2. Description of the Related Art
According to statistics, there are 3 million patients suffering from bone defect or bone injury due to various factors, such as traffic, production safety accident and bone disease, associated with the increasing trend year by year. Thus, the demand of substantial bone repair materials is urgent, and the market is huge. With the advancement of technology, via the implementation of clinical autologous or allogeneic tissue transplantation and the use of synthetic bone tissue substitutes, great progress has been made on the treatment of these diseases. However, there also exist the disadvantages that are the expense of individual normal tissues, the shortage of donor source, expensive price, and the problems of rejection and secondary infection, which could not meet clinical requirements. At present, how to fundamentally solve the repair of bone defects has become the international medical leading issue.
In recent years, the use of tissue engineering techniques, namely via composite transplantation or separate implantation of extracellular matrix materials, cell growth factors and seed cells to repair bone defects, has drawn many countries' great attention. However, corresponding researches about bones at home and abroad are still at the beginning stage, accordingly many problems remain to be solved, in which one of key problems is how to develop remarkable medicines or materials of repairing bone defects.
Bone morphogenetic proteins, namely BMPs for abbreviation, are glycoprotein polypeptides in bone matrix, which include the disulfide bond structure.

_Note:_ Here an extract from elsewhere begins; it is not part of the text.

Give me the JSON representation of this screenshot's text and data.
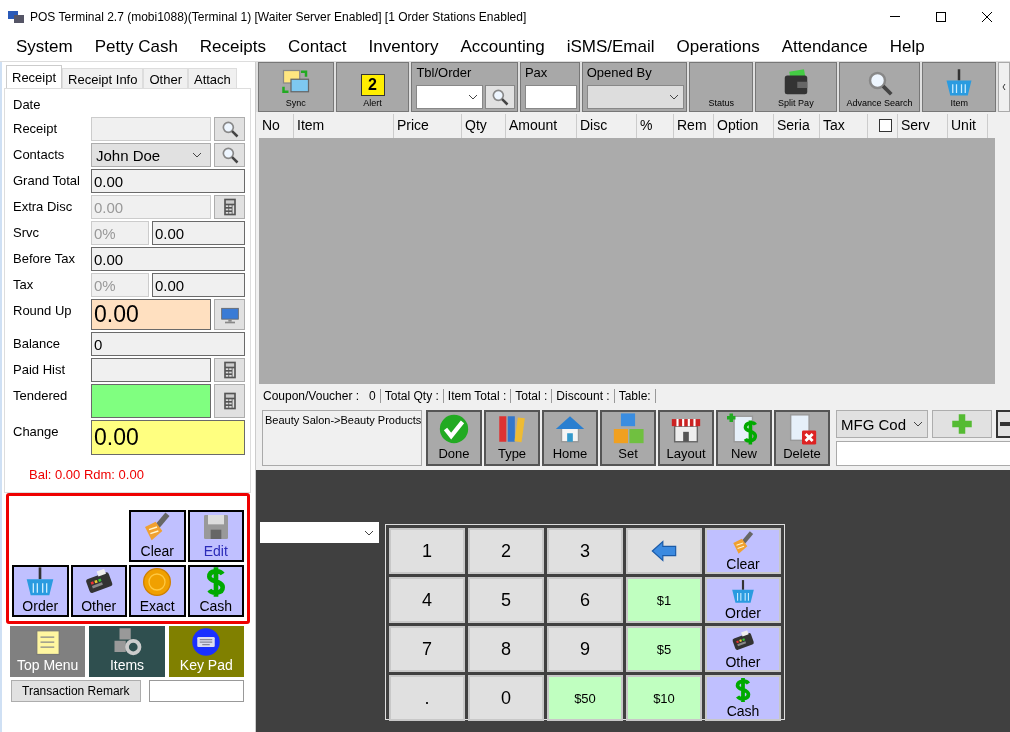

Bone morphogenetic proteins, the relative molecular mass being 18000-30000, constitute a peptide factor family exhibiting similar structure and functions expect BMP-1. So far, 43 kinds of bone morphogenetic proteins in the family have been found. Bone morphogenetic protein is the only local growth factor that can solely induce the formation of bone tissue, inducing undifferentiated mesenchymal cells in vivo into cartilage and bone. Bone morphogenetic proteins exhibit different abilities of induced osteogenesis, in which bone morphogenetic protein-2 has been studied extensively and has greatest osteogenesis ability.

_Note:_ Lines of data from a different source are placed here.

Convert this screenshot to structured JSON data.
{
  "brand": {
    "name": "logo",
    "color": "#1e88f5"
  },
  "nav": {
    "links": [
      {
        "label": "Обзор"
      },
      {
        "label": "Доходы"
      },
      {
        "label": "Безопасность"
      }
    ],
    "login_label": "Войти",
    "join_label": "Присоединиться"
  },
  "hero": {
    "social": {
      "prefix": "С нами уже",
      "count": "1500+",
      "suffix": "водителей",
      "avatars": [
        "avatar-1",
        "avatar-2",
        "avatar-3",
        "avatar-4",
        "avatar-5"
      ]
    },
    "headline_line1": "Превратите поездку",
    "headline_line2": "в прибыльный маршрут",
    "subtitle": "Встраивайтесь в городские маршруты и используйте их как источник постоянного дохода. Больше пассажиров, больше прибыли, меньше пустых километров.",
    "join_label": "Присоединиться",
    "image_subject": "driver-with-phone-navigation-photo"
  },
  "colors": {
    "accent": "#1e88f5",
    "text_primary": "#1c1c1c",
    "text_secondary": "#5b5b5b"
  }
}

However, BMP-2 is a powder-efficient material, which could not be evenly distributed in the bone defects and exhibits no function of supporting. Moreover, BMP-2 has a short half life in vivo and metabolizes quickly when local application. Thus, relative high dose is essential to stimulate sufficient osteogenesis for persistent therapy effect. Accordingly, clinical therapy cost would increase, and it is possible to cause toxicity. Large-scale production of BMP-2 and more wide clinical application have always been difficult for current research.

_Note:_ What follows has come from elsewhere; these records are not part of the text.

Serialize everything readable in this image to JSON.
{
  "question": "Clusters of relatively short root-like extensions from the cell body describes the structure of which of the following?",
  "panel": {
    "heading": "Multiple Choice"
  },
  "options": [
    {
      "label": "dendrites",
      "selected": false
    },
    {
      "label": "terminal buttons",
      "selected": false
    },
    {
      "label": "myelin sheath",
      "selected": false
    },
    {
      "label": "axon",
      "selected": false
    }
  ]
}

At present, techniques such as molecular biology and genetic engineering are used at home and abroad for production of recombinant human bone morphogenetic protein-2 (rhBMP-2). However, due to complexity of equipments and preparation techniques, long production cycle, low yield and expensive price, it is difficult to achieve large-scale production, and also exists safety problems of genetic engineering products (Wozney J, Seeherman H. Protein-based tissue engineering in bone and cartilage repair. Curr Opin Biotechnol, 2004, 15(5): 392-398.). For clinical application, inorganic materials, polymers, biological materials, composite materials and the like are used as BMP-2 or rhBMP-2 vectors for treatment. Nevertheless, for various materials, there are differences in many aspects, such as biocompatibility, mechanical property, osteoconductivity, osteoinductivity, plasticity and degradability. But there are still no substitutes for bone tissues, which can meet the requirements of perfect materials of repairing bone defects. In this way, the applications of extrinsic BMP2 or rhBMP-2 on fracture therapy are limited. In addition, macromolecular proteins would randomly enfold when adhered to material surfaces, so that the bioactivity is not high because of insufficient exposure of active sites.
Another method is to transfer BMP-2 gene into mesenchy mal stem cells using transgene technology and express BMP-2 by transgenic cell. As the recent reports described, vectors of bone morphogenetic protein-2 gene are mostly adenovirus, in which virus vectors could cause harm to hosts through persistent proliferation. For host genes, the mutation risk also exists due to the intervention of extrinsic genes; extrinsic genes, transferred by non-virus vectors, would not be integrated into chromosomes of host cells, not causing excessive expression and deactivation of genes on entry sites. Thus, there is no insertion mutation risk, but less efficient expression. In addition, the time and quantity of gene expression in vivo could not be artificially controlled. But there are still disadvantages such as low transfection efficiency, short expression and potential carcinogenicity of virus vectors. (Chadderdon R, Shimer A, Gilbertson L. Advances in gene therapy for intervertebral disc degeneration. Spine J. 2004, 4 (6 Suppl): 341S-34.). Therefore, gene therapy on the basis of BMP-2 is still far from clinical application.